Today’s basic element is communication, and thousands of years of human development has shown that this indeed is a crucial feature in building society.
Before that, though, a quick mention of some author readings for Far from the Spaceports – whether you like YouTube, Daily Motion or Vimeo, you’ll be able to find them.
So, communication. It’s fair to say that as a species we have been quite obsessive in extending the scope and accuracy of our attempts to communicate. What began as an immediate interpersonal exchange has grown in range, variety, and diversity over the years. Nowadays, many people find themselves disoriented and frustrated when they cannot, virtually instantaneously, access the information they want.
Wind back to the Late Bronze Age, and things were very different. The majority of people stayed within a short distance of their birthplace, and had direct contact only with the towns and villages in the neighbourhood. There were exceptions, and we do know that some people were well-travelled. Messengers, envoys, scribes, and traders would all be acquainted with a much wider scale of vision.

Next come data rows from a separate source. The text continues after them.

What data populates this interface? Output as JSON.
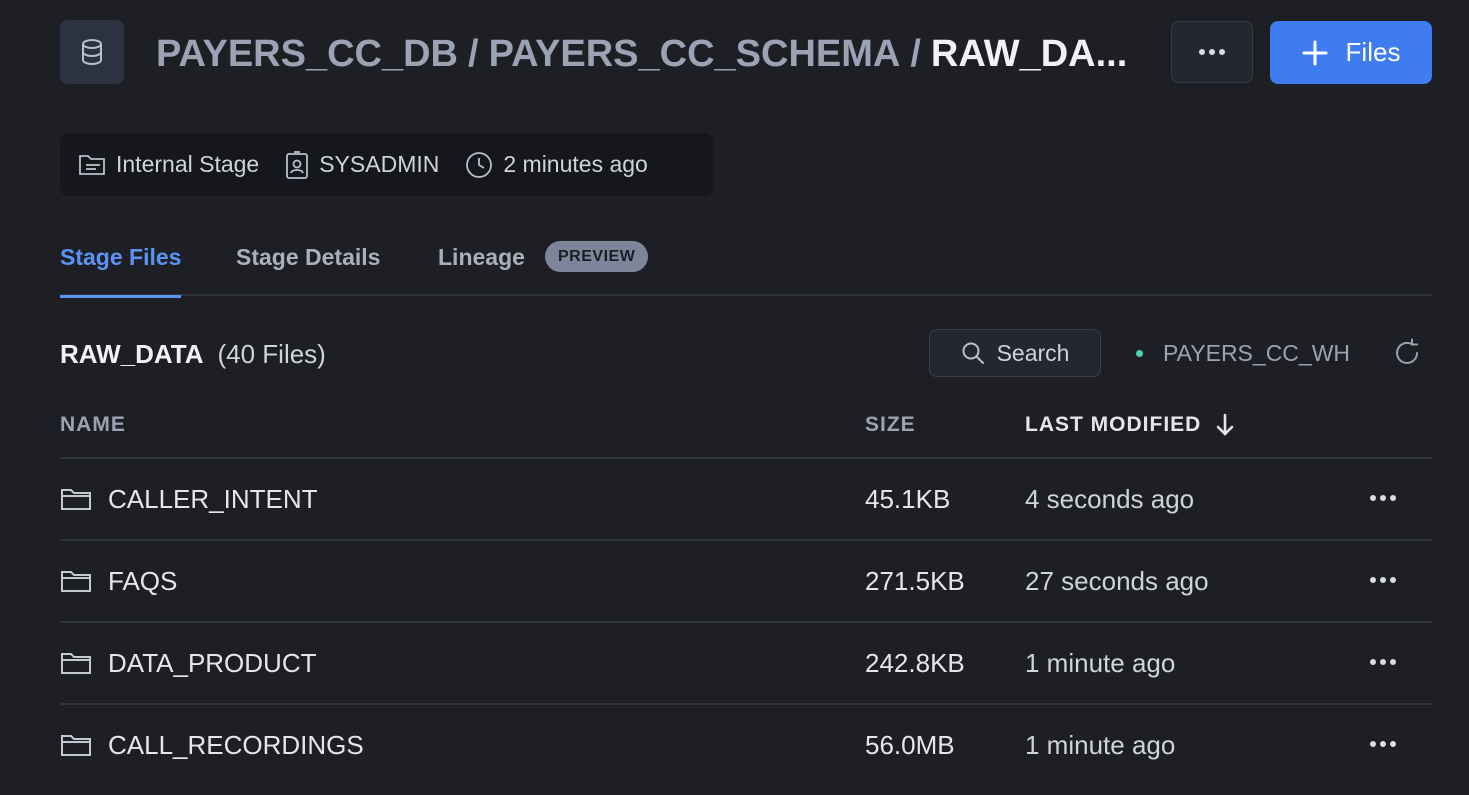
{
  "header": {
    "breadcrumb": {
      "database": "PAYERS_CC_DB",
      "separator": "/",
      "schema": "PAYERS_CC_SCHEMA",
      "current": "RAW_DA..."
    },
    "files_button_label": "Files",
    "icons": {
      "object": "database-icon",
      "more": "more-horizontal-icon",
      "add": "plus-icon"
    }
  },
  "meta": {
    "stage_type": "Internal Stage",
    "owner": "SYSADMIN",
    "updated": "2 minutes ago"
  },
  "tabs": [
    {
      "label": "Stage Files",
      "active": true
    },
    {
      "label": "Stage Details",
      "active": false
    },
    {
      "label": "Lineage",
      "active": false,
      "badge": "PREVIEW"
    }
  ],
  "listing": {
    "stage_name": "RAW_DATA",
    "file_count": "(40 Files)",
    "search_label": "Search",
    "warehouse": "PAYERS_CC_WH"
  },
  "table": {
    "columns": {
      "name": "NAME",
      "size": "SIZE",
      "modified": "LAST MODIFIED"
    },
    "rows": [
      {
        "name": "CALLER_INTENT",
        "size": "45.1KB",
        "modified": "4 seconds ago"
      },
      {
        "name": "FAQS",
        "size": "271.5KB",
        "modified": "27 seconds ago"
      },
      {
        "name": "DATA_PRODUCT",
        "size": "242.8KB",
        "modified": "1 minute ago"
      },
      {
        "name": "CALL_RECORDINGS",
        "size": "56.0MB",
        "modified": "1 minute ago"
      }
    ]
  },
  "colors": {
    "background": "#1d1f25",
    "accent": "#3e7cf0",
    "active_tab": "#5b93f2",
    "status_ok": "#4cd6a1"
  }
}
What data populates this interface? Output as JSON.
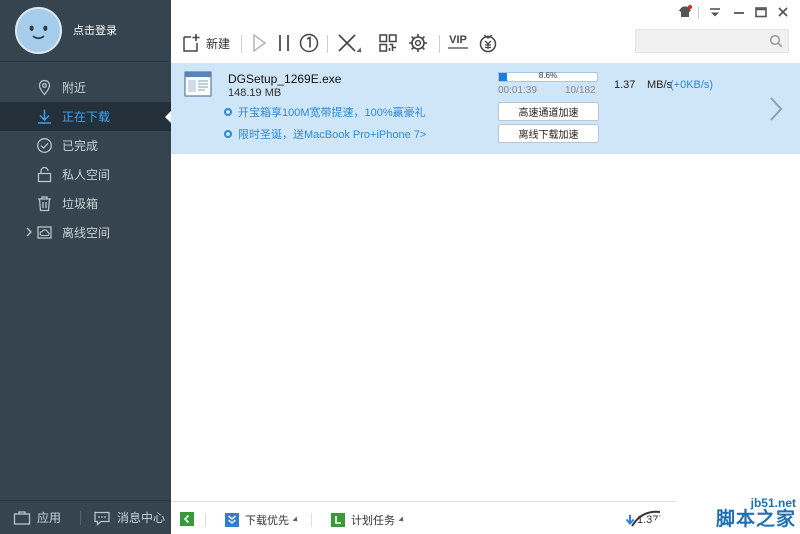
{
  "sidebar": {
    "login_label": "点击登录",
    "items": [
      {
        "label": "附近",
        "icon": "location-pin-icon"
      },
      {
        "label": "正在下载",
        "icon": "download-arrow-icon",
        "active": true
      },
      {
        "label": "已完成",
        "icon": "check-circle-icon"
      },
      {
        "label": "私人空间",
        "icon": "lock-icon"
      },
      {
        "label": "垃圾箱",
        "icon": "trash-icon"
      },
      {
        "label": "离线空间",
        "icon": "cloud-box-icon",
        "expandable": true
      }
    ],
    "bottom": {
      "apps_label": "应用",
      "messages_label": "消息中心"
    }
  },
  "toolbar": {
    "new_label": "新建",
    "tools": [
      "new-task-icon",
      "start-icon",
      "pause-icon",
      "speed-limit-icon",
      "delete-icon",
      "qrcode-icon",
      "settings-gear-icon",
      "vip-icon",
      "gift-icon"
    ],
    "vip_label": "VIP",
    "search_placeholder": ""
  },
  "task": {
    "filename": "DGSetup_1269E.exe",
    "size": "148.19 MB",
    "progress_percent": 8.6,
    "progress_label": "8.6%",
    "elapsed": "00:01:39",
    "pieces": "10/182",
    "speed_value": "1.37",
    "speed_unit": "MB/s",
    "upload_speed": "(+0KB/s)",
    "promo1": "开宝箱享100M宽带提速，100%赢豪礼",
    "promo2": "限时圣诞，送MacBook Pro+iPhone 7>",
    "button1": "高速通道加速",
    "button2": "离线下载加速"
  },
  "statusbar": {
    "download_priority": "下载优先",
    "scheduled_tasks": "计划任务",
    "speed": "1.37M"
  },
  "watermark": {
    "domain": "jb51.net",
    "name": "脚本之家"
  },
  "colors": {
    "sidebar_bg": "#35444e",
    "sidebar_active_bg": "#243039",
    "accent_blue": "#2e88d6",
    "task_row_bg": "#cfe6f8",
    "progress_fill": "#1d7ee2"
  }
}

An army commander or religious leader might be called upon to travel to, or describe, remote locations, and the accuracy with which they could do this might make a world of difference to the outcome. We have topographical records and route lists from the ancient world, itemising the important features of a strange land, and how to navigate from the familiar into the unknown. And “travellers’ tales”, with vivid and usually speculative descriptions of other lands, have been a favourite story-teller’s ploy throughout history. I sometimes wonder if this accounts for today’s popularity of science fiction and fantasy – with so few unknown places left on the planet we know, we are easily persuaded to look into other realms.
There was, essentially, no way to send a message to some distant place other than making a physical journey, either in person or by proxy. On a battlefield, some orders might be signalled by horns or other instruments, or by flags and banners, but the intent had to be simple and easily understood. Right through until the modern era, the dust and confusion of battlefields has led to endless confusion and lost opportunities. On the political scale, the various empires of the ancient world struggled to keep a balance between the expansionist mindset of rulers, and the sheer practical difficulty of keeping hold of territories once acquired. The Persian empire – which would be swept away by Alexander the Great – had a complex and largely effective system of messengers and roads, but an independently-minded ruler of a remote city-state would still enjoy a very large degree of freedom.
It is hard for us to comprehend just how vast the world has seemed throughout history, if you think in terms of sending a message. Less than a century ago, some of my family members were posted to Singapore for a time. The rest of the family treated the event as though it was a permanent goodbye. True, there was surface mail, but it was extremely slow, and erratic at best. So it was safest to assume that this could be a one-way journey. Fast forward to 2015, and I was able to use my mobile phone to call my parents in England, from a hotel room near Delhi, India, to make sure that they had made a safe transition from place to another. The worst problem I faced was that the connection was a bit crackly.
Moving on again, into the time of Far from the Spaceports, we have again lost the possibility of talking real-time to people. Even when the Apollo spacecraft were going to our moon, we had to learn to get used to about a second and a half lag in the signal. As we go further out, the lag gets longer, as signals travel at the speed of light back from the craft. When the New Horizons probe was passing Pluto and sending images back, the signal lag was about 4 1/2 hours. The corresponding time for Voyager, much further out again, is about 18 hours. Even the relatively modest distances that Mitnash and Slate have travelled out to the asteroid belt mean that they have somewhere between 1/4 and 1/2 hour delay each way, depending on the relative positions in their orbits. It can take an hour for Mit to get an answer to a simple query.
How will we readjust to a lifestyle where almost instant communication is no longer possible? It’s a strange middling position between our present day, when we can chat in real time without hindrance to a person anywhere in the world, and where we were before radio, when carrying a message to another country could take weeks or months. It is clearly a limitation that science fiction film makers find frustrating.
The universe of Star Trek, while acknowledging that physically going from place to place takes time, tends to show instantaneous real-time chat between the ships concerned and the headquarters back on Earth. For Trek geeks, there is a lot of online chatter about how this might happen, most of which seems to me to simply push the problem around without solving it. The basic idea that moving objects takes time, but moving information happens without delay, seems to go back (at least in fiction) to Ursula LeGuin’s Rocannon’s World, when Rocannon sends an instantaneous message back to Earth with the coordinates of the enemy base: “They can send death at once, but life is slower…” (it’s a fine book, and well worth reading for lots of reasons).
Mitnash and Slate, however, work within the constraints of what we know. I have not assumed that some extraordinary scientific breakthrough will change all this just yet (though I aware of, and intrigued by, current ideas for using quantum mechanical entangling to send instantaneous signals). So their world is one that has to manage with chat lag – and this affects their personal relationships as well as the simple acquisition of information. What kind of friendship and intimacy is possible when every communication is frustrated by long gaps? People – and I suppose artificial intelligences – can handle enforced separation for long periods of time and remain loyal to each other. But what about situations where you can almost have a conversation, but not quite?